The MMFA’s Toi Moko (1949.Pc.14), donated by F. Cleveland Morgan, was acquired on August 9, 1949, from the Berkeley Galleries in London. This mummified head, with tattooed skin, mounted on a woven crown of plant fibres sewn to the skin of the neck has been displayed from 1982 to 1984. Since then, it has been conserved in the museum’s reserves. In fact, with the European colonization of New Zealand in the eighteenth century, Māori heads became the object of a certain fascination. They were considered as curios and private amateurs and museums of the time began seeking out the most striking tattooed heads. A trade developed between Europeans and the Māori peoples, who used the heads as a form of currency with the colonists.

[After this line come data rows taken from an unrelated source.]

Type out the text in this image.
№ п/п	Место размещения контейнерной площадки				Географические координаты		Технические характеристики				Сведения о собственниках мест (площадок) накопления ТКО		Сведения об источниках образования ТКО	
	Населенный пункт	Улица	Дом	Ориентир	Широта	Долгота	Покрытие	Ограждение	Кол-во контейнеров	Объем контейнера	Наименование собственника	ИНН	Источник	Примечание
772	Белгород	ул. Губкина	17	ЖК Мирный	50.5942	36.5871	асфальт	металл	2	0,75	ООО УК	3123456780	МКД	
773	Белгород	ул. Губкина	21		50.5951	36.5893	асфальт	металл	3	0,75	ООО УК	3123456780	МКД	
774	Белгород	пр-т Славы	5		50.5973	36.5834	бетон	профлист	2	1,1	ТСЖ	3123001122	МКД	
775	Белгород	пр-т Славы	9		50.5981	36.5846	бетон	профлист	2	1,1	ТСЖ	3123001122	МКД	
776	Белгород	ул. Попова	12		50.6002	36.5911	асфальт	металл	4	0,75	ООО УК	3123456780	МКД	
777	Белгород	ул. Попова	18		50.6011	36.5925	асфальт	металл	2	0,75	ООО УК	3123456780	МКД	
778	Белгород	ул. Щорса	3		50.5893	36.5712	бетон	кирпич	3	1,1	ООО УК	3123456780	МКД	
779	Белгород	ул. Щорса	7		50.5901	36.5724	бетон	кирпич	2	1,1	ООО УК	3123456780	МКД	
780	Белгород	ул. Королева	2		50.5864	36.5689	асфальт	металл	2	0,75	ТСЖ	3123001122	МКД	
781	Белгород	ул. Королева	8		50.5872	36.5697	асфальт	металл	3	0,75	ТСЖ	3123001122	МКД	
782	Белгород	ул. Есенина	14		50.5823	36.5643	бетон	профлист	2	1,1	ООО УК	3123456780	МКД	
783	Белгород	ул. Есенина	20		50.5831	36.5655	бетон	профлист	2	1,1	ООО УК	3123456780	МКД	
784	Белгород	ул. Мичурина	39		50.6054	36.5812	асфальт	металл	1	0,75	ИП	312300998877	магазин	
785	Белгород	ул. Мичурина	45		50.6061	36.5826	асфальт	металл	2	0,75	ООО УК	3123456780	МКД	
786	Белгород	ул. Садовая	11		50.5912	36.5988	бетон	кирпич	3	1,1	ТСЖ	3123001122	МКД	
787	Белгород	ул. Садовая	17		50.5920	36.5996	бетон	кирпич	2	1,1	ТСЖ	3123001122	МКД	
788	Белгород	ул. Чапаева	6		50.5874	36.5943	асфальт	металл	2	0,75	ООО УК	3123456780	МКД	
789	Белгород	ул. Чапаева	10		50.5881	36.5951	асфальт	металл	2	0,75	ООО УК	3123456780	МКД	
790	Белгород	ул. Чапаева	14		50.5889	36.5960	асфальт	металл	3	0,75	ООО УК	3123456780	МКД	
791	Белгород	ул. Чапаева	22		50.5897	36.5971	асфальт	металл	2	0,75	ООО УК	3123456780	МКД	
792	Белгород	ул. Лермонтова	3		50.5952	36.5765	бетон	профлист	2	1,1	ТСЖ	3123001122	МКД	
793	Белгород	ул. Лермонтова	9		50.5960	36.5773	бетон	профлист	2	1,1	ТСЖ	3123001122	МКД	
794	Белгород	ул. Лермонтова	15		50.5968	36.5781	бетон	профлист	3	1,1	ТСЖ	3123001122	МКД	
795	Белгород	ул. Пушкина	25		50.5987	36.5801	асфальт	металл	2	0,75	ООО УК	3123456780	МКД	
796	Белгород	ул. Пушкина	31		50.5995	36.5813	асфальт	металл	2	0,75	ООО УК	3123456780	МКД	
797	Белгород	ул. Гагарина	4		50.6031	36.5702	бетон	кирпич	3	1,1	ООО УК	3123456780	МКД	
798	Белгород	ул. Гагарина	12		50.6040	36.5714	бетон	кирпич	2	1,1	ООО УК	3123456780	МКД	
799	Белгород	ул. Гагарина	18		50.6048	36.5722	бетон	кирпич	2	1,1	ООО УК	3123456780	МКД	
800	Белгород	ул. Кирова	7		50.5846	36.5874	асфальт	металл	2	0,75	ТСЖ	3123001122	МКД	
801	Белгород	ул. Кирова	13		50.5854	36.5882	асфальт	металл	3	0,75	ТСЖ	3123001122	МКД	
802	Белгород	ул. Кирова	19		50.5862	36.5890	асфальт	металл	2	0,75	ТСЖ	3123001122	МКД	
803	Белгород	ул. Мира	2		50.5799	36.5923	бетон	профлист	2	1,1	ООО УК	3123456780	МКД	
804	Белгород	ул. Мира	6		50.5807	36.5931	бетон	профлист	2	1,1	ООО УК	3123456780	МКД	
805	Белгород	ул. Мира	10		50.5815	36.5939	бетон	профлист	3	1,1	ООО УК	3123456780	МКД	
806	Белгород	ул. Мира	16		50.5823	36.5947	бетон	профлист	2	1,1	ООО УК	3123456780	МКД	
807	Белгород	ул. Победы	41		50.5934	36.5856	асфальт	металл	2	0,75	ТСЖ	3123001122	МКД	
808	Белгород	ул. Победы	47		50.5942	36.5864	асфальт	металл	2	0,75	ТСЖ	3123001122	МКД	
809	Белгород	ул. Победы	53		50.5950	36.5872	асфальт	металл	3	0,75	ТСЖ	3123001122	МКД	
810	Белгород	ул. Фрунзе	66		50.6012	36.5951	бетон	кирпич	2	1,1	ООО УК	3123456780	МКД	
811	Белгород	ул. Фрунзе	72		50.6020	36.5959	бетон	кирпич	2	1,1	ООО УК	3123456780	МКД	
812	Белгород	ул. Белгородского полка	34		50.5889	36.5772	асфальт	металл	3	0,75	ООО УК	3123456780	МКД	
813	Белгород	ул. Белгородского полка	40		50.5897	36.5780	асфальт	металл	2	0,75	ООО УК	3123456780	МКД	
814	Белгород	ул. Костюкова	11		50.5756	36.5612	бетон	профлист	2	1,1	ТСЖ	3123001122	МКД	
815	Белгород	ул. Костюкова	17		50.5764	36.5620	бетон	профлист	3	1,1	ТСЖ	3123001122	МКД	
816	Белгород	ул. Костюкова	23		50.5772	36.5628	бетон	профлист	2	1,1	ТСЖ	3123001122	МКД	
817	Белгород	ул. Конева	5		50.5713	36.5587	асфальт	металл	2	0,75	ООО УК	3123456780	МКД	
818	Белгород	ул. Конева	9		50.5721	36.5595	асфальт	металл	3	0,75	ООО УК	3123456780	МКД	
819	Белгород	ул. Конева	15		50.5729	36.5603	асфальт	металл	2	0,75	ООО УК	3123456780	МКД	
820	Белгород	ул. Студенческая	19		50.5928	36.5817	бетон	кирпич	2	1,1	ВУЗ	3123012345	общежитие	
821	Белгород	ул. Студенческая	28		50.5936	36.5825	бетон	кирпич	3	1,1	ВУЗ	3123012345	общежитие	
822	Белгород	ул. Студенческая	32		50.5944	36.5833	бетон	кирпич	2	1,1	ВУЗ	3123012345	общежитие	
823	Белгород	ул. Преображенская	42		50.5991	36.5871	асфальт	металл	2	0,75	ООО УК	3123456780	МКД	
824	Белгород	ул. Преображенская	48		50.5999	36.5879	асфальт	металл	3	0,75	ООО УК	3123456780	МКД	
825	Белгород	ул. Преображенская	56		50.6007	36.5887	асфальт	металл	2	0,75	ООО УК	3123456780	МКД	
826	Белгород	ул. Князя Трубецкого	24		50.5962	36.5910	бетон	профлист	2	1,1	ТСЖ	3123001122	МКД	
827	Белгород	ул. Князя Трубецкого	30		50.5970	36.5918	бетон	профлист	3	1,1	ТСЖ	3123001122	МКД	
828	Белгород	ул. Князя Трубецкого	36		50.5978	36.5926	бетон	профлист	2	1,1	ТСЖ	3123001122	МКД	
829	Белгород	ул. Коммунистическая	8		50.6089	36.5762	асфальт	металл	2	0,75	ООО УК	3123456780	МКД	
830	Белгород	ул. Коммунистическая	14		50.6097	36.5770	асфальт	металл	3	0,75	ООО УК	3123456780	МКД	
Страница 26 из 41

To date, some 320 remains have been repatriated from 14 countries. In addition to three human fragments from the University of British Columbia’s Museum of Anthropology, this is the fifth Māori head from Canada to be returned to its ancestral homeland, after the Canadian Museum of Civilization and the Royal Ontario Museum in 2008. While much was written about the 2011 restitution of Māori heads conserved in France, because of the national inalienability of the collections, English-speaking and Scandinavian countries, among others, have responded to New Zealand’s requests since the 1990s.

Significance of the “Māori heads”
In the Māori culture, every person has mana, a complex concept that represents a sort of emanation of a person’s spiritual power, a life force associated with social status and ritual power. For the Māori, mana—embodying such values as loyalty, solidarity, prestige and power—resides in the most sacred part of the body: the head. The greater a person’s importance in the tribe, the more spiritual strength and power he has and thus, more mana.

Māori tattooing, known as Ta Moko, is an ancestral practice of marking the body and face. It is done with chisels called uhi, which used to sculpt the body and face, creating grooves on the surface of the skin. For the Māori, the very act of tattooing is a sacred moment, a ritual. Each moko design is unique and reflects the wearer’s personal history, indicating, for example, his genealogy, tribal affiliations, social status, feats and functions. Māori tattoos reveal a person’s history and rank, serving as a sort of social and religious signature. Men’s tattoos were on the face, buttocks, thighs and arms, whereas for women it was usually the lips and chin. When the person died, his head was mummified and conserved in a place to honour his memory. Then, once it was felt that the soul of the departed had been honoured, the head was buried or hidden near the village.

The repatriation of the toi moko (Māori heads) to the Museum of New Zealand Te Papa Tongarewa Museum in Wellington
For several years, the New Zealand government has been supporting, alongside māori, an extensive campaign to secure the return of these heads, which are located in various museums around the world, in response to the Māori people’s expectations regarding respect for their ancestors and their homeland.

Since the early 1970s, political movements by indigenous populations—North American Indians, the Aborigines of Australia and Tasmania—have contested the way their ancestors’ remains were being treated in museums. Since then, out of respect for Māori traditions, the heads have been removed from public display and conserved in the reserves, at New Zealand’s request. In 2001, Te Papa introduced a repatriation program called “Karanga Aotearoa,” and a policy was drafted with guidelines for responding to requests for the repatriation of the koiwi tangata (skeletal remains) and toi moko (tattooed heads) conserved in museums around the māori world. In 2003, Te Papa was officially mandated by the New Zealand government to repatriate māori human remains.

Today, the Te Papa is continuing its efforts to bring home the māori ancestors conserved in public and private collections outside New Zealand.